I'm a big fan and also a heavy user of AWS especially S3, EC2, and naturally, RDS. In every point in time I have several dozens of AWS machines running for me out there in the East region, and in some cases when we do some special benchmarks and tests, number of EC2 and RDS machines can easily reach 3-digit. As I said, I'm a fan...
A few quotes I was able to catch and document on my laptop, on my laps...:
"When you develop an app for facebook, you must be prepared (and be afraid) that to your party, not noone will show up, but everybody will show up!"So true! Simple and true. We all want to succeed, to have success with our app. We have to think about scaling from day 1.
"Database was bottleneck for building of sophisticated apps. This is no longer the case when building DynamoDB".The quote above was about DynamoDB which is an excellent new NoSQL service by AWS. But we all can think about YesSQL databases and hope and wish and make it the same. Databases, good old RDBMSs, are great for applications, they offload a lot of complexity, SQL is a rich language and API to access data, it leverages existing skills and it allows ACID. RDBMSs also should not be a bottleneck for building of sophisticated apps! They should be able to scale.
"How people really want to interact w the database? not by 'how many servers' but with 'give me a DB to handle 1000 reads, 10000 writes'. That's all. Users want a situation when you cannot run out of space, you cannot run out of capacity."Inspiring. I couldn't agree more. A service is a good service when it hides away all complexities, gives me a URL and, boom, everything works. AWS are getting there no doubt, and whoever provides a product or a service (including myself...), should work according to this quote!

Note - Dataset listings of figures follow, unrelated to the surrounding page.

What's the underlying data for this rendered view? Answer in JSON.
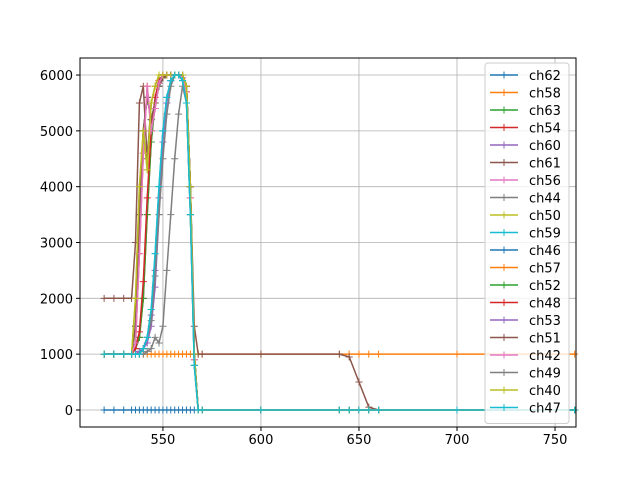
{
  "chart_data": {
    "type": "line",
    "marker": "+",
    "grid": true,
    "legend_placement": "right",
    "xlim": [
      507.7,
      760.7
    ],
    "ylim": [
      -305,
      6305
    ],
    "xticks": [
      550,
      600,
      650,
      700,
      750
    ],
    "yticks": [
      0,
      1000,
      2000,
      3000,
      4000,
      5000,
      6000
    ],
    "x": [
      520,
      525,
      530,
      534,
      536,
      538,
      540,
      542,
      544,
      546,
      548,
      550,
      552,
      554,
      556,
      558,
      560,
      562,
      564,
      566,
      568,
      570,
      600,
      640,
      645,
      650,
      655,
      660,
      700,
      760
    ],
    "series": [
      {
        "name": "ch62",
        "color": "#1f77b4",
        "values": [
          0,
          0,
          0,
          0,
          0,
          0,
          0,
          0,
          0,
          0,
          0,
          0,
          0,
          0,
          0,
          0,
          0,
          0,
          0,
          0,
          0,
          0,
          0,
          0,
          0,
          0,
          0,
          0,
          0,
          0
        ]
      },
      {
        "name": "ch58",
        "color": "#ff7f0e",
        "values": [
          1000,
          1000,
          1000,
          1000,
          1000,
          1000,
          1000,
          1000,
          1000,
          1000,
          1000,
          1000,
          1000,
          1000,
          1000,
          1000,
          1000,
          1000,
          1000,
          1000,
          1000,
          1000,
          1000,
          1000,
          1000,
          1000,
          1000,
          1000,
          1000,
          1000
        ]
      },
      {
        "name": "ch63",
        "color": "#2ca02c",
        "values": [
          1000,
          1000,
          1000,
          1000,
          1500,
          3500,
          5000,
          5600,
          5200,
          5500,
          5800,
          5950,
          6000,
          6000,
          6000,
          6000,
          6000,
          5800,
          4000,
          1000,
          0,
          0,
          0,
          0,
          0,
          0,
          0,
          0,
          0,
          0
        ]
      },
      {
        "name": "ch54",
        "color": "#d62728",
        "values": [
          1000,
          1000,
          1000,
          1000,
          1100,
          1300,
          2000,
          3500,
          4800,
          5500,
          5850,
          5950,
          6000,
          6000,
          6000,
          6000,
          6000,
          5800,
          4000,
          1000,
          0,
          0,
          0,
          0,
          0,
          0,
          0,
          0,
          0,
          0
        ]
      },
      {
        "name": "ch60",
        "color": "#9467bd",
        "values": [
          1000,
          1000,
          1000,
          1000,
          1000,
          1050,
          1100,
          1200,
          1500,
          2200,
          3500,
          4800,
          5500,
          5900,
          6000,
          6000,
          6000,
          5800,
          4000,
          1000,
          0,
          0,
          0,
          0,
          0,
          0,
          0,
          0,
          0,
          0
        ]
      },
      {
        "name": "ch61",
        "color": "#8c564b",
        "values": [
          2000,
          2000,
          2000,
          2000,
          3000,
          5500,
          5800,
          4500,
          5500,
          5800,
          6000,
          6000,
          6000,
          6000,
          6000,
          6000,
          6000,
          5800,
          4000,
          1500,
          1000,
          1000,
          1000,
          1000,
          950,
          500,
          50,
          0,
          0,
          0
        ]
      },
      {
        "name": "ch56",
        "color": "#e377c2",
        "values": [
          1000,
          1000,
          1000,
          1000,
          1200,
          2800,
          4600,
          5800,
          5000,
          5400,
          5850,
          6000,
          6000,
          6000,
          6000,
          6000,
          5950,
          5700,
          3800,
          900,
          0,
          0,
          0,
          0,
          0,
          0,
          0,
          0,
          0,
          0
        ]
      },
      {
        "name": "ch44",
        "color": "#7f7f7f",
        "values": [
          1000,
          1000,
          1000,
          1000,
          1000,
          1000,
          1000,
          1050,
          1100,
          1300,
          1200,
          1500,
          2500,
          3500,
          4500,
          5300,
          5800,
          5500,
          3500,
          800,
          0,
          0,
          0,
          0,
          0,
          0,
          0,
          0,
          0,
          0
        ]
      },
      {
        "name": "ch50",
        "color": "#bcbd22",
        "values": [
          1000,
          1000,
          1000,
          1000,
          2000,
          4000,
          5000,
          4300,
          5500,
          5800,
          6000,
          6000,
          6000,
          6000,
          6000,
          6000,
          6000,
          5800,
          4000,
          1000,
          0,
          0,
          0,
          0,
          0,
          0,
          0,
          0,
          0,
          0
        ]
      },
      {
        "name": "ch59",
        "color": "#17becf",
        "values": [
          1000,
          1000,
          1000,
          1000,
          1000,
          1000,
          1100,
          1300,
          1800,
          2800,
          4000,
          5000,
          5600,
          5900,
          6000,
          6000,
          5900,
          5500,
          3500,
          800,
          0,
          0,
          0,
          0,
          0,
          0,
          0,
          0,
          0,
          0
        ]
      },
      {
        "name": "ch46",
        "color": "#1f77b4",
        "values": [
          1000,
          1000,
          1000,
          1000,
          1500,
          3500,
          5000,
          5600,
          5200,
          5500,
          5800,
          5950,
          6000,
          6000,
          6000,
          6000,
          6000,
          5800,
          4000,
          1000,
          0,
          0,
          0,
          0,
          0,
          0,
          0,
          0,
          0,
          0
        ]
      },
      {
        "name": "ch57",
        "color": "#ff7f0e",
        "values": [
          1000,
          1000,
          1000,
          1000,
          1200,
          2800,
          4600,
          5800,
          5000,
          5400,
          5850,
          6000,
          6000,
          6000,
          6000,
          6000,
          5950,
          5700,
          3800,
          900,
          0,
          0,
          0,
          0,
          0,
          0,
          0,
          0,
          0,
          0
        ]
      },
      {
        "name": "ch52",
        "color": "#2ca02c",
        "values": [
          1000,
          1000,
          1000,
          1000,
          1100,
          1300,
          2000,
          3500,
          4800,
          5500,
          5850,
          5950,
          6000,
          6000,
          6000,
          6000,
          6000,
          5800,
          4000,
          1000,
          0,
          0,
          0,
          0,
          0,
          0,
          0,
          0,
          0,
          0
        ]
      },
      {
        "name": "ch48",
        "color": "#d62728",
        "values": [
          1000,
          1000,
          1000,
          1000,
          1100,
          1400,
          2300,
          3800,
          5000,
          5600,
          5900,
          6000,
          6000,
          6000,
          6000,
          6000,
          6000,
          5800,
          4000,
          1000,
          0,
          0,
          0,
          0,
          0,
          0,
          0,
          0,
          0,
          0
        ]
      },
      {
        "name": "ch53",
        "color": "#9467bd",
        "values": [
          1000,
          1000,
          1000,
          1000,
          1000,
          1050,
          1100,
          1300,
          1700,
          2500,
          3800,
          5000,
          5600,
          5900,
          6000,
          6000,
          6000,
          5800,
          4000,
          1000,
          0,
          0,
          0,
          0,
          0,
          0,
          0,
          0,
          0,
          0
        ]
      },
      {
        "name": "ch51",
        "color": "#8c564b",
        "values": [
          1000,
          1000,
          1000,
          1000,
          1500,
          3500,
          5000,
          5600,
          5200,
          5500,
          5800,
          5950,
          6000,
          6000,
          6000,
          6000,
          6000,
          5800,
          4000,
          1000,
          0,
          0,
          0,
          0,
          0,
          0,
          0,
          0,
          0,
          0
        ]
      },
      {
        "name": "ch42",
        "color": "#e377c2",
        "values": [
          1000,
          1000,
          1000,
          1000,
          1200,
          2800,
          4600,
          5800,
          5000,
          5400,
          5850,
          6000,
          6000,
          6000,
          6000,
          6000,
          5950,
          5700,
          3800,
          900,
          0,
          0,
          0,
          0,
          0,
          0,
          0,
          0,
          0,
          0
        ]
      },
      {
        "name": "ch49",
        "color": "#7f7f7f",
        "values": [
          1000,
          1000,
          1000,
          1000,
          1000,
          1000,
          1100,
          1300,
          1600,
          2400,
          3500,
          4500,
          5300,
          5800,
          6000,
          6000,
          5900,
          5500,
          3500,
          800,
          0,
          0,
          0,
          0,
          0,
          0,
          0,
          0,
          0,
          0
        ]
      },
      {
        "name": "ch40",
        "color": "#bcbd22",
        "values": [
          1000,
          1000,
          1000,
          1000,
          2000,
          4000,
          5000,
          4300,
          5500,
          5800,
          6000,
          6000,
          6000,
          6000,
          6000,
          6000,
          6000,
          5800,
          4000,
          1000,
          0,
          0,
          0,
          0,
          0,
          0,
          0,
          0,
          0,
          0
        ]
      },
      {
        "name": "ch47",
        "color": "#17becf",
        "values": [
          1000,
          1000,
          1000,
          1000,
          1000,
          1000,
          1100,
          1300,
          1800,
          2800,
          4000,
          5000,
          5600,
          5900,
          6000,
          6000,
          5900,
          5500,
          3500,
          800,
          0,
          0,
          0,
          0,
          0,
          0,
          0,
          0,
          0,
          0
        ]
      }
    ]
  }
}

"RDS has 2 push button scaling: Scale-Up or Scale-Out, read replica, or, sharding... 'have the applicaiton go to the right shard'"This is a quote said in the excellent Solutions track seminar "Building scalable database application with Amazon RDS". As I said, RDS is an excellent service. It's capacity to be a "service" and being automatically tuned, backed-up, upgraded, etc. - is impressive. The ability to ensure transparent high availability across Availability Zones (Multi-AZ) and have read-replica(s) set up with a click is no less than phenomenal. However in the scale-out department I think the solution is good, but not excellent. The support for read replica is great but it covers only the transportation of the data between the databases. it leaves the application with 2 or more IP addresses to deal with, route reads and writes, handle replication lag consistency and so on. In the sharding department, it's even less complete as, while I can spawn RDS servers as much as I like, the application need to do all the command routing to the right shard and also handle the transportation of the data. It's quite far from the vision I see in the 3rd quote above, quoted and inspired from Dr. Werner Vogels. I think this good service by AWS can can be completed to become and excellent service with a 3rd party products, such as ScaleBase.
In addition to the above quotes, I enjoyed hearing a good scale-out case study from Pinterest (http://pinterest.com), who invested in sharding themselves over almost 70 RDS databases. See here a good article about Pinterest's case: http://www.itworld.com/software/269670/amazon-cloud-set-stage-rapid-pinterest-growth
I just love those case studies. Every one of those, especially by my prospects, customers, partners, makes me much smarter and my products much much better. If you have a scale-out story - don't be shy to share!!
A quick update: Look at this article, http://econsultancy.com/us/blog/9669-amazon-s-cto-highlights-seven-transformations-cloud-services-will-enable. Search for the "Transformation three: We're moving from scaling by architecture to scaling by command". Good statement about database scale-out.